Making cloud-based infrastructure seem like child’s play

A cloud platform from an Irish start-up aims to be so simple to use that an eight-year-old can use it to connect a device to the internet in minutes, writes Ruth Doris.

Wia provides a cost-effective product for developers to turn sensor-based hardware into smart applications. Founder Conall Laverty says the platform is aimed at consumers for home and personal projects and small and medium-sized businesses.

Describing the platform as the “Stripe of the internet of Things” he said Wia aims to simplify the process of building systems.

“The old way of doing that was you’d have to go and build your own cloud infrastructure with lots of servers, databases and applications and spend months and months writing hundreds of thousands of lines of code trying to get something out there,” says Mr Laverty.

Wia removes all of that complexity so users can get up and get going in a few minutes, he said.

The team at Wia likes to think of the platform as “the place that enables people and things to talk to each other. And where developers start conversations with their devices with just a few lines of code and that enables them to see and hear all of the different things the device can do.”

Mr Laverty said it’s so simple to use that children of seven and eight years old can build things around the platform in a few minutes.

Giving the example of someone wanting to build a home-security system, he said “they’ll be able to take off-the-shelf components, build their own system and hook it up to our platform. And they send notifications automatically whenever that alarm is triggered.”

On the business side, Wia has a partnership with Sigfox, a “low power, low data network for the internet of things”.

Some of the companies Wia works with are in the area of asset tracking. One such company builds satellite tracking devices for rail wagons and connects them through the Wia platform. Wia captures the data and turns it into a useable application. “It turns these things from a piece of dumb hardware into a smart, intelligent application that is actually useful.”

Mr Laverty said Wia can help anyone build a system to simplify everyday tasks. “My mum was trying to figure out what we do. And now she gets it. She said to me ‘okay, you’re telling me you can build a device, connect it to your platform and then I can open and close the chicken coop remotely whenever I want.’ And I said ‘yes, that’s basically it’.”

Mr Laverty, who has been programming since he was eight, did a masters in computer games development and later joined Big Motive, building web searches, apps and games for companies including the BBC, Net-a-Porter, Channel 4, Samsung and Nokia.

Launched in Belfast in 2015, Wia moved to Dublin the following year, having secured a place on the National Digital Research Centre LaunchPad programme. Now based in Dogpatch Labs in the city, the company has a team of six, with an additional three new hires planned soon.

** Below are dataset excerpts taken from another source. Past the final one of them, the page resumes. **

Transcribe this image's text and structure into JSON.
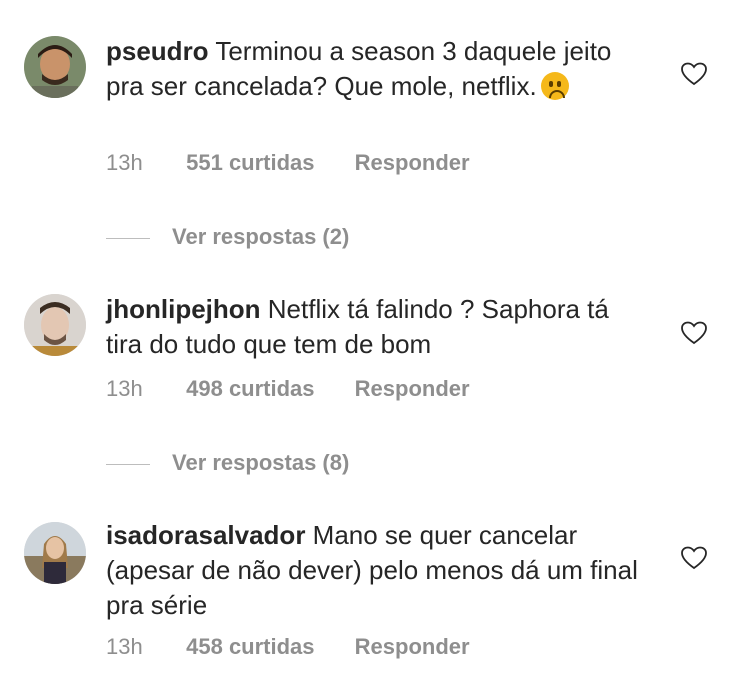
{
  "comments": [
    {
      "username": "pseudro",
      "text_before_emoji": "Terminou a season 3 daquele jeito pra ser cancelada? Que mole, netflix.",
      "emoji": "frowning-face",
      "time": "13h",
      "likes": "551 curtidas",
      "reply": "Responder",
      "view_replies": "Ver respostas (2)"
    },
    {
      "username": "jhonlipejhon",
      "text": "Netflix tá falindo ? Saphora tá tira do tudo que tem de bom",
      "time": "13h",
      "likes": "498 curtidas",
      "reply": "Responder",
      "view_replies": "Ver respostas (8)"
    },
    {
      "username": "isadorasalvador",
      "text": "Mano se quer cancelar (apesar de não dever) pelo menos dá um final pra série",
      "time": "13h",
      "likes": "458 curtidas",
      "reply": "Responder"
    }
  ],
  "icons": {
    "like": "heart-outline-icon"
  },
  "colors": {
    "text": "#262626",
    "secondary": "#8e8e8e"
  }
}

Earlier in 2017 Wia received €750,000 in seed funding from Waterford-based Suir Valley Ventures and extra funding from Enterprise Ireland. It now has developers in more than 85 companies using the platform. The model for businesses, according to Mr Laverty, is a “soft service” one which means users can sign up and get onto the platform without having to go through a sales team.

The platform is free to use for up to 10 devices, with a subscription of €59 per month for 250 devices. The pricing structure means anyone can build home and personal projects for free and small companies can get started without spending money that they don’t have trying to build prototypes, Mr Laverty said.

“It’s extremely cost-effective when you look at the costs that would be involved in hiring a bunch of developers, setting up all the servers, and having a team to maintain your back-end of infrastructure,” he said.